Le Polisario et l'université espagnole : endoctrinement public

Brahim Ghali, chef du Front Polisario - AP/FATEH GUIDOUM
Tant que les universités continueront à être des mégaphones d'activisme unidirectionnel, elles trahiront leur essence en tant qu'espaces de pensée critique
  1. Introduction et quelques exemples 
  2. Utilisation partiale des ressources publiques 
  3. Les espaces publics comme plateformes politiques 
  4. L'éléphant dans la salle de classe : le passé du Polisario 
  5. L'ingénierie de la sympathie : techniques de l'endoctrinement dissimulé 
  6. Le coût réel du militantisme universitaire 
  7. Alternatives pour une université plurielle 

1. Introduction et quelques exemples 

Ces dernières années, les universités publiques espagnoles ont multiplié les événements académiques abordant des sujets controversés sous des angles clairement alignés sur une position idéologique spécifique, comme par exemple la question du Sahara occidental

Un exemple récent est le « IVe Séminaire permanent sur les droits de l'homme au Sahara occidental », organisé ces jours-ci par l'Université de Cadix. Ce type d'activités n'est pas nouveau, en fait, elles sont organisées relativement fréquemment depuis des années dans différentes universités publiques espagnoles, mais elles soulèvent de sérieuses questions éthiques, politiques et économiques qui méritent une analyse critique. 

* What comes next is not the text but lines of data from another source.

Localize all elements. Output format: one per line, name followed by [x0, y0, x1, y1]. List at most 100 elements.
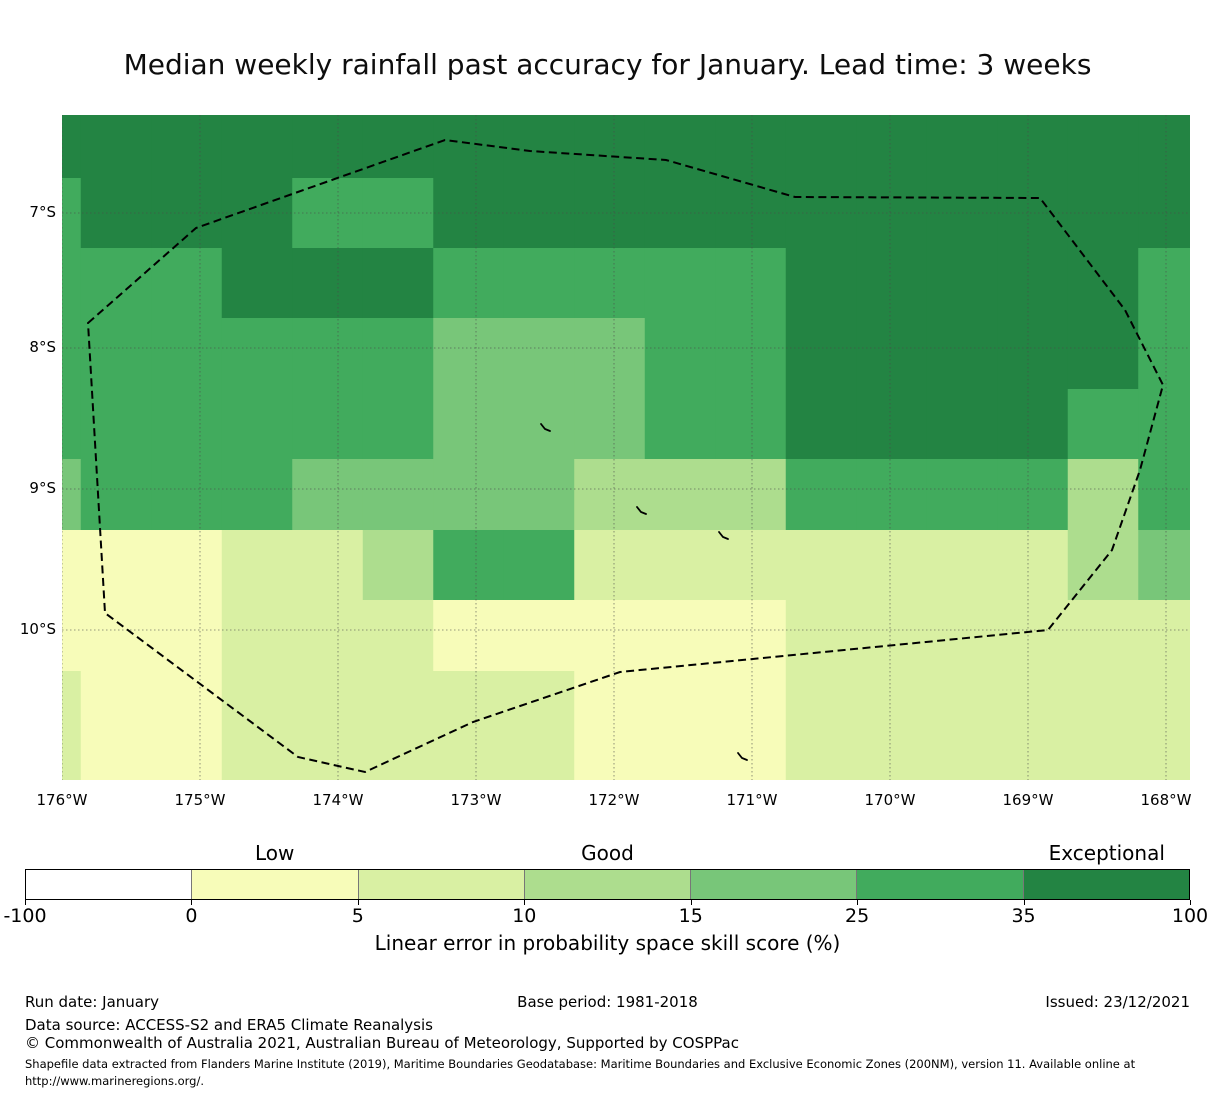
map-cell — [433, 741, 505, 781]
island-mark — [718, 531, 729, 540]
map-cell — [856, 600, 928, 672]
map-cell — [926, 530, 998, 601]
map-cell — [856, 459, 928, 531]
map-cell — [1067, 671, 1139, 742]
map-cell — [62, 459, 82, 531]
colorbar — [25, 869, 1190, 900]
colorbar-tick-mark — [690, 900, 692, 905]
map-cell — [151, 530, 223, 601]
map-cell — [221, 671, 293, 742]
map-cell — [644, 741, 716, 781]
map-cell — [574, 115, 646, 179]
map-cell — [433, 459, 505, 531]
map-cell — [926, 115, 998, 179]
map-cell — [433, 248, 505, 319]
map-cell — [221, 115, 293, 179]
y-tick-label: 9°S — [29, 479, 56, 497]
colorbar-tick-value: -100 — [3, 905, 47, 927]
map-cell — [574, 741, 646, 781]
map-cell — [1138, 318, 1191, 390]
eez-boundary-dashed-line — [86, 138, 1165, 774]
colorbar-segment — [26, 870, 192, 899]
map-cell — [503, 389, 575, 460]
map-cell — [151, 459, 223, 531]
map-cell — [503, 248, 575, 319]
map-cell — [503, 318, 575, 390]
map-cell — [785, 671, 857, 742]
x-tick-label: 170°W — [864, 791, 916, 809]
map-cell — [292, 671, 364, 742]
colorbar-segment — [191, 870, 358, 899]
map-cell — [503, 459, 575, 531]
x-tick-label: 169°W — [1002, 791, 1054, 809]
map-cell — [362, 530, 434, 601]
map-cell — [292, 115, 364, 179]
map-cell — [362, 600, 434, 672]
island-mark — [540, 423, 551, 432]
x-tick-label: 175°W — [174, 791, 226, 809]
map-cell — [1067, 530, 1139, 601]
map-cell — [80, 600, 152, 672]
map-cell — [574, 459, 646, 531]
map-cell — [997, 459, 1069, 531]
map-cell — [715, 248, 787, 319]
map-cell — [1138, 741, 1191, 781]
map-cell — [856, 671, 928, 742]
map-cell — [151, 389, 223, 460]
map-cell — [785, 389, 857, 460]
map-cell — [221, 178, 293, 249]
colorbar-segment — [1022, 870, 1189, 899]
map-cell — [151, 741, 223, 781]
map-cell — [62, 600, 82, 672]
colorbar-tick-value: 25 — [845, 905, 870, 927]
map-cell — [644, 671, 716, 742]
map-cell — [62, 318, 82, 390]
map-cell — [221, 459, 293, 531]
map-cell — [856, 178, 928, 249]
map-cell — [574, 600, 646, 672]
map-cell — [362, 318, 434, 390]
y-tick-label: 7°S — [29, 203, 56, 221]
map-cell — [926, 459, 998, 531]
map-cell — [856, 741, 928, 781]
map-cell — [503, 671, 575, 742]
map-cell — [362, 741, 434, 781]
map-cell — [80, 530, 152, 601]
map-cell — [151, 671, 223, 742]
map-cell — [715, 389, 787, 460]
map-cell — [433, 530, 505, 601]
map-cell — [62, 178, 82, 249]
colorbar-tick-mark — [357, 900, 359, 905]
map-cell — [785, 318, 857, 390]
map-cell — [785, 600, 857, 672]
map-cell — [715, 530, 787, 601]
shapefile-note-text: Shapefile data extracted from Flanders M… — [25, 1057, 1136, 1088]
map-cell — [80, 318, 152, 390]
map-cell — [362, 671, 434, 742]
colorbar-segment — [856, 870, 1023, 899]
map-cell — [997, 389, 1069, 460]
x-tick-label: 174°W — [312, 791, 364, 809]
map-cell — [151, 115, 223, 179]
map-cell — [433, 600, 505, 672]
map-cell — [785, 741, 857, 781]
map-cell — [151, 600, 223, 672]
map-cell — [856, 318, 928, 390]
data-source-text: Data source: ACCESS-S2 and ERA5 Climate … — [25, 1016, 433, 1034]
heatmap-cells — [62, 115, 1191, 781]
map-cell — [292, 600, 364, 672]
colorbar-tick-mark — [1190, 900, 1191, 905]
map-cell — [292, 741, 364, 781]
map-cell — [62, 741, 82, 781]
map-cell — [574, 671, 646, 742]
map-cell — [1138, 115, 1191, 179]
colorbar-tick-value: 35 — [1011, 905, 1036, 927]
map-cell — [574, 318, 646, 390]
map-cell — [644, 389, 716, 460]
colorbar-tick-mark — [857, 900, 859, 905]
map-cell — [926, 389, 998, 460]
map-cell — [715, 115, 787, 179]
map-cell — [715, 671, 787, 742]
map-cell — [151, 248, 223, 319]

Ces activités sont encore plus courantes, si possible, dans les universités situées dans les fiefs traditionnels du Polisario en Espagne. Par exemple, au Pays basque, elles ont lieu presque tous les mois. Elles sont également assez courantes aux Canaries. Par exemple, en novembre 2022, l'Université de Las Palmas de Gran Canaria (ULPGC) a organisé une journée pour la diffusion de la culture sahraouie, un titre qui masquait le véritable contenu politique de l'événement. Il en va de même à l'Université de La Laguna, avec deux événements prévus en 2023 et 2024, projection d'un documentaire incluse. Cette université de Tenerife s'est même permis le luxe de signer en février dernier un accord de collaboration avec l'Association canarienne d'amitié avec le peuple sahraoui (ACAPS) pour promouvoir des projets de coopération, d'enseignement et de recherche liés à la cause du Polisario. 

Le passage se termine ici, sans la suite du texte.